The Vancouver Folk Song Society is a nonprofit organization that promotes folk music in the Vancouver, British Columbia, area. The society was founded in 1959 as the Folk Song Circle. The VFSS is not primarily a venue for concerts by professional performers, but a place where everyone is encouraged to participate in music.

The society meets twice monthly at the Friends Meeting House in south Vancouver for music events and holds an annual folk music retreat outside of the city.

== Goals ==
The VFSS is dedicated to promoting the singing, study, and enjoyment of folk music. Its main focus is on participatory music, i.e., music that is shared between equals rather than music performed by a highly accomplished performer for a passive audience. Most events are informal and encourage participation by everyone.

== Style ==
The VFSS has always been a haven for traditional ballads and songs from Canada, the United States, and the British Isles, but has also welcomed a wide range of music, including instrumental music from diverse folk traditions.

Most events are acoustic (no amplification or microphones) and a cappella singing (without the accompaniment of musical instruments) makes up a significant part of the music. Most singers encourage the group to sing along and harmonize on choruses of well-known songs and the general atmosphere is one of encouragement and sharing a common love of folk music.

== History ==
In 1959, a group of friends in Vancouver, British Columbia, began meeting regularly to sing folk songs and share traditional music. This original group included Al Cox, Phil Thomas, Rolf Ingelsrud, and Hilda Thomas.

Their meeting venue for many years was the YMCA on Alma Street and the group was informally known as the “Alma Y Folk Circle.” Although the group was always focused on participatory music, it did host concerts by folk artists such as Roy Bailey and Kevin Burke.

For several years, from 1977 onward, the society ran the Green Cove Coffee House.
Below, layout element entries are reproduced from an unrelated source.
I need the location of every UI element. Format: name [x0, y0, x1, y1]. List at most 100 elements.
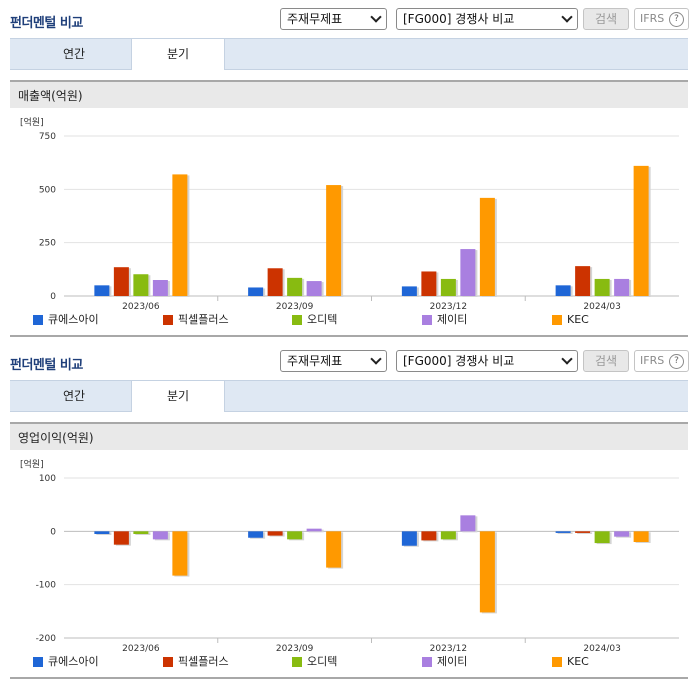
page-title: 펀더멘털 비교 [10, 358, 83, 373]
chevron-down-icon [370, 11, 382, 23]
tab-annual[interactable]: 연간 [62, 47, 86, 61]
bar-series-1-2024-03[interactable] [575, 266, 591, 296]
x-tick-label: 2024/03 [583, 302, 620, 310]
bar-series-1-2023-12[interactable] [421, 531, 437, 541]
compare-group-select[interactable]: [FG000] 경쟁사 비교 [396, 8, 578, 30]
bar-shadow [577, 532, 593, 534]
bar-series-3-2023-06[interactable] [152, 531, 168, 540]
bar-series-1-2024-03[interactable] [575, 531, 591, 533]
y-unit-label: [억원] [20, 458, 44, 470]
revenue-panel: 펀더멘털 비교 주재무제표 [FG000] 경쟁사 비교 검색 IFRS ? 연… [0, 0, 696, 337]
ifrs-button[interactable]: IFRS ? [634, 8, 689, 30]
chevron-down-icon [561, 11, 573, 23]
compare-group-select[interactable]: [FG000] 경쟁사 비교 [396, 350, 578, 372]
bar-kec-2023-09[interactable] [326, 185, 342, 296]
y-tick-label: -100 [36, 581, 57, 591]
y-tick-label: 0 [50, 527, 56, 537]
bar-series-0-2023-06[interactable] [94, 531, 110, 534]
legend-swatch [552, 657, 562, 667]
x-tick-label: 2024/03 [583, 644, 620, 652]
bar-shadow [557, 532, 573, 534]
legend-swatch [552, 315, 562, 325]
period-tabs: 연간 분기 [10, 38, 688, 70]
y-tick-label: 500 [39, 185, 56, 195]
legend-swatch [163, 657, 173, 667]
bar-series-0-2023-09[interactable] [248, 287, 264, 296]
revenue-chart: [억원] 750 500 250 0 2023/06 2023/09 2023/12 2024/… [20, 116, 679, 310]
x-tick-label: 2023/12 [430, 644, 467, 652]
bar-kec-2023-06[interactable] [172, 531, 188, 576]
operating-income-chart: [억원] 100 0 -100 -200 2023/06 2023/09 2023/12 202… [20, 458, 679, 652]
x-tick-label: 2023/12 [430, 302, 467, 310]
bar-series-0-2023-06[interactable] [94, 285, 110, 296]
statement-type-value: 주재무제표 [287, 354, 343, 368]
help-icon[interactable]: ? [669, 354, 684, 369]
y-unit-label: [억원] [20, 116, 44, 128]
divider [10, 335, 688, 337]
bar-kec-2023-06[interactable] [172, 174, 188, 296]
bar-series-1-2023-09[interactable] [267, 531, 283, 536]
panel-header: 펀더멘털 비교 주재무제표 [FG000] 경쟁사 비교 검색 IFRS ? [0, 342, 696, 378]
bar-series-2-2023-09[interactable] [287, 531, 303, 540]
y-tick-label: 100 [39, 474, 56, 484]
ifrs-button[interactable]: IFRS ? [634, 350, 689, 372]
bar-series-2-2023-06[interactable] [133, 274, 149, 296]
bar-series-3-2024-03[interactable] [614, 278, 630, 296]
bar-series-3-2023-09[interactable] [306, 281, 322, 296]
legend-label: 제이티 [437, 655, 468, 668]
chart-legend: 큐에스아이 픽셀플러스 오디텍 제이티 KEC [33, 313, 673, 327]
legend-swatch [292, 315, 302, 325]
tab-quarterly[interactable]: 분기 [131, 381, 225, 412]
bar-series-3-2023-06[interactable] [152, 280, 168, 296]
bar-series-2-2023-06[interactable] [133, 531, 149, 534]
bar-kec-2024-03[interactable] [633, 165, 649, 296]
search-button[interactable]: 검색 [583, 350, 629, 372]
bar-kec-2023-12[interactable] [479, 197, 495, 296]
bar-series-0-2024-03[interactable] [555, 531, 571, 533]
bar-kec-2023-12[interactable] [479, 531, 495, 613]
bar-series-1-2023-06[interactable] [113, 531, 129, 545]
chevron-down-icon [370, 353, 382, 365]
operating-income-panel: 펀더멘털 비교 주재무제표 [FG000] 경쟁사 비교 검색 IFRS ? 연… [0, 342, 696, 684]
bar-series-0-2024-03[interactable] [555, 285, 571, 296]
bar-series-2-2023-12[interactable] [440, 278, 456, 296]
legend-label: 오디텍 [307, 655, 338, 668]
tab-annual[interactable]: 연간 [62, 389, 86, 403]
legend-swatch [422, 315, 432, 325]
legend-swatch [292, 657, 302, 667]
bar-series-1-2023-09[interactable] [267, 268, 283, 296]
bar-series-3-2023-12[interactable] [460, 249, 476, 296]
panel-header: 펀더멘털 비교 주재무제표 [FG000] 경쟁사 비교 검색 IFRS ? [0, 0, 696, 36]
bar-series-1-2023-06[interactable] [113, 267, 129, 296]
bar-series-2-2024-03[interactable] [594, 278, 610, 296]
compare-group-value: [FG000] 경쟁사 비교 [403, 354, 515, 368]
bar-series-0-2023-12[interactable] [401, 531, 417, 546]
bar-kec-2023-09[interactable] [326, 531, 342, 568]
statement-type-select[interactable]: 주재무제표 [280, 8, 387, 30]
bar-series-0-2023-09[interactable] [248, 531, 264, 538]
bar-kec-2024-03[interactable] [633, 531, 649, 542]
bar-series-1-2023-12[interactable] [421, 271, 437, 296]
tab-quarterly[interactable]: 분기 [131, 39, 225, 70]
legend-swatch [33, 315, 43, 325]
help-icon[interactable]: ? [669, 12, 684, 27]
bar-series-0-2023-12[interactable] [401, 286, 417, 296]
bar-series-2-2024-03[interactable] [594, 531, 610, 544]
ifrs-label: IFRS [640, 354, 665, 367]
bar-series-3-2023-12[interactable] [460, 515, 476, 532]
legend-label: 제이티 [437, 313, 468, 326]
bar-series-2-2023-09[interactable] [287, 277, 303, 296]
bar-series-3-2023-09[interactable] [306, 528, 322, 532]
legend-swatch [33, 657, 43, 667]
x-tick-label: 2023/09 [276, 644, 314, 652]
search-button[interactable]: 검색 [583, 8, 629, 30]
legend-label: KEC [567, 655, 589, 668]
legend-label: 큐에스아이 [48, 313, 99, 326]
period-tabs: 연간 분기 [10, 380, 688, 412]
legend-label: 오디텍 [307, 313, 338, 326]
statement-type-select[interactable]: 주재무제표 [280, 350, 387, 372]
bar-series-3-2024-03[interactable] [614, 531, 630, 537]
ifrs-label: IFRS [640, 12, 665, 25]
divider [10, 677, 688, 679]
bar-series-2-2023-12[interactable] [440, 531, 456, 540]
In the 1970s, the VFSS became involved with publishing, putting out the periodical Come All Ye from 1972 to 1977, and The Canada Folk Bulletin from 1978 to 1980.

50th anniversary concert, October, 2009.

The society's involvement with political events such as peace rallies and labour strikes began early and, while rising and falling with the political tides and the interests of the members at any given time, this social consciousness has remained a constant thread throughout the group's history.
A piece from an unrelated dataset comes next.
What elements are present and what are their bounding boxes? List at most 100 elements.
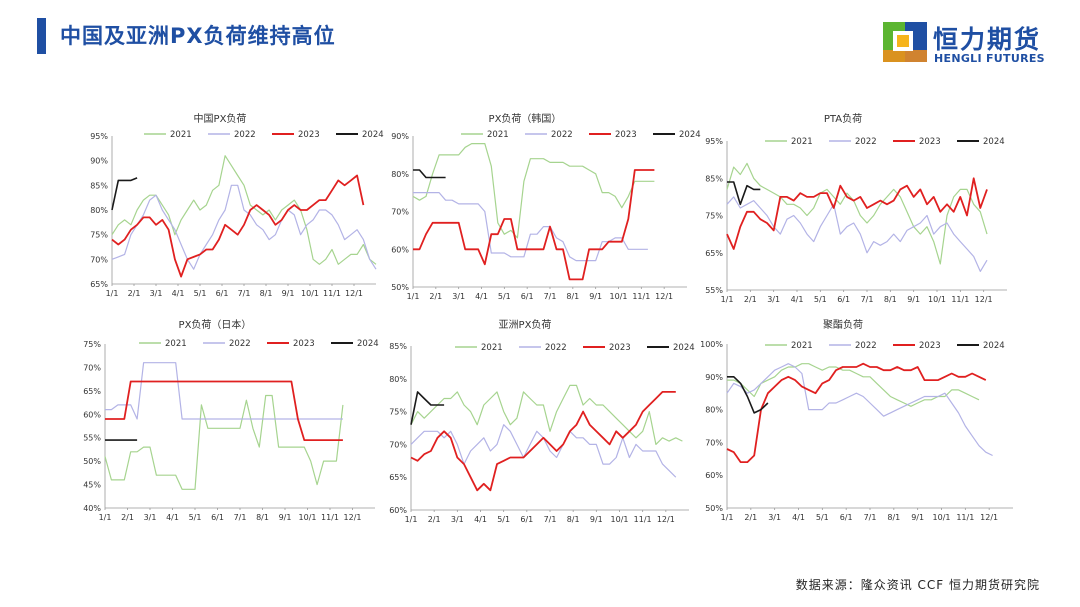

In 2011, the society established its own YouTube channel, vanfolksongs, with the goal of posting videos filmed at their events.
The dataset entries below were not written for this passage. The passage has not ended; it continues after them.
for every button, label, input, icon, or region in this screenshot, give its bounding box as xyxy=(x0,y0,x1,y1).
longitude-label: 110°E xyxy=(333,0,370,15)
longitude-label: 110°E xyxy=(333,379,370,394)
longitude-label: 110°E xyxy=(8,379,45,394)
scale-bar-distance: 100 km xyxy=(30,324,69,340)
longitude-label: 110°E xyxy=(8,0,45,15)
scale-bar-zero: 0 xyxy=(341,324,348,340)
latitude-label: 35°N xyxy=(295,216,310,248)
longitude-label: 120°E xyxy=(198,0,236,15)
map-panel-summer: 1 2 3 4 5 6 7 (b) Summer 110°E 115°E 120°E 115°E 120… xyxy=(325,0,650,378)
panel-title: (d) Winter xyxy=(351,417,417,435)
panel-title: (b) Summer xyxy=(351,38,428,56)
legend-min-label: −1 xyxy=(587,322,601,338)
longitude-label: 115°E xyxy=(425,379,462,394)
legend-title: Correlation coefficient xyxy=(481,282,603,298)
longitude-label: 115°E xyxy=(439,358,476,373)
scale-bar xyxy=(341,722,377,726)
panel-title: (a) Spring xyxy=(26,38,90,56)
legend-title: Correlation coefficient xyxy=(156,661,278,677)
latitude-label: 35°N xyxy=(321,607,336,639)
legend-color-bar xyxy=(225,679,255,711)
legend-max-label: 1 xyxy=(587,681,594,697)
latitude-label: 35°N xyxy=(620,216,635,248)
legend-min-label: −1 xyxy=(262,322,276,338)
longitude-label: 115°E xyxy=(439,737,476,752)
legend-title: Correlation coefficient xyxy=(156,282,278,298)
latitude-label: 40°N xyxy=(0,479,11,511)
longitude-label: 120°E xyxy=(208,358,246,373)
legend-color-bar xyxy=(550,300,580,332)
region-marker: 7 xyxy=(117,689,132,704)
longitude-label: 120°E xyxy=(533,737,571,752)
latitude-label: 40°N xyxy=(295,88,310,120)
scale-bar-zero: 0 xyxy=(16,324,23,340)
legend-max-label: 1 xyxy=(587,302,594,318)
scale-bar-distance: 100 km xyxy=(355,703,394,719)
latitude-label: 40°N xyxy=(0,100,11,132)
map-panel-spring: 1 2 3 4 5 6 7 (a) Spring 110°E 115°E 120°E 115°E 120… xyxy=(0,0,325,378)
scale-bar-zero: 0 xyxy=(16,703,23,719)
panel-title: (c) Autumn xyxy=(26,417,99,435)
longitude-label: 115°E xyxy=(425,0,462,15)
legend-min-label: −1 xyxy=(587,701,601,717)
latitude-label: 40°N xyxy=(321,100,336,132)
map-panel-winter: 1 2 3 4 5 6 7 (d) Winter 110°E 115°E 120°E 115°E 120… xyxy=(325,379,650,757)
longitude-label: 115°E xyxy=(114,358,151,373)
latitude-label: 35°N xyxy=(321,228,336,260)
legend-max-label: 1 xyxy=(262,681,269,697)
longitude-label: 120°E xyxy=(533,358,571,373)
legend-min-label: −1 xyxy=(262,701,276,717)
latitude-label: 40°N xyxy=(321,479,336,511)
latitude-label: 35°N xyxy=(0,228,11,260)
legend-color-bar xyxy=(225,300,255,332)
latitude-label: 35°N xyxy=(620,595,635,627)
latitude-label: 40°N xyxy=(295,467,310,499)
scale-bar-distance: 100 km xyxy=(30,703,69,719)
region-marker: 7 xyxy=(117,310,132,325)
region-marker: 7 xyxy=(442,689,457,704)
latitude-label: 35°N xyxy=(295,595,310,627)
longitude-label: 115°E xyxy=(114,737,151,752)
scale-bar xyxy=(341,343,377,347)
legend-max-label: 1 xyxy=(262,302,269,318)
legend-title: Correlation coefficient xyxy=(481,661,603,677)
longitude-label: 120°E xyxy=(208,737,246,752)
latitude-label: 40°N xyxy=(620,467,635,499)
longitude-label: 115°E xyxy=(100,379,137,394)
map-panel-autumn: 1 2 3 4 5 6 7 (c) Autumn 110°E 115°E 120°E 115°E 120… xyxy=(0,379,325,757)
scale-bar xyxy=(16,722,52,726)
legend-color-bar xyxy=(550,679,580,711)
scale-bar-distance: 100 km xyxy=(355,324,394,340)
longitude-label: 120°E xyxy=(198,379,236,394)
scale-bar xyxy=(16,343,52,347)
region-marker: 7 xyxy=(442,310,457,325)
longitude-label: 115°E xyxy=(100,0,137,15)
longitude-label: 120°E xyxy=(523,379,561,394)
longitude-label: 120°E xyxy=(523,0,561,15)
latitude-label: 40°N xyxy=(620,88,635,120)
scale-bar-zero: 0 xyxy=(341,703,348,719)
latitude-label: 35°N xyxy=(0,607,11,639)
The VFSS celebrated its 60th anniversary in 2019.

== Radio ==
The VFSS produced a radio program titled Folk Circle for the radio station CFRO-FM beginning in 1975 and running through the late seventies.

== Shanty singing ==

The Shanty Crew was an offshoot of the VFSS from 1984 until 2004. For two decades, they performed sailors’ working songs at the Vancouver Maritime Museum, welcomed crowds at the Richmond Tall Ships Festival, and appeared at Vancouver's Cityfest and Seattle's Folklife Festival.
The Crew recorded a CD titled Blow the Man Down: Tall Ships in the Fraser, complete with detailed historical notes on local maritime history.

In 2009, members of the VFSS formed a new shanty group, The Lazy Jacks, to carry on this tradition of singing maritime music.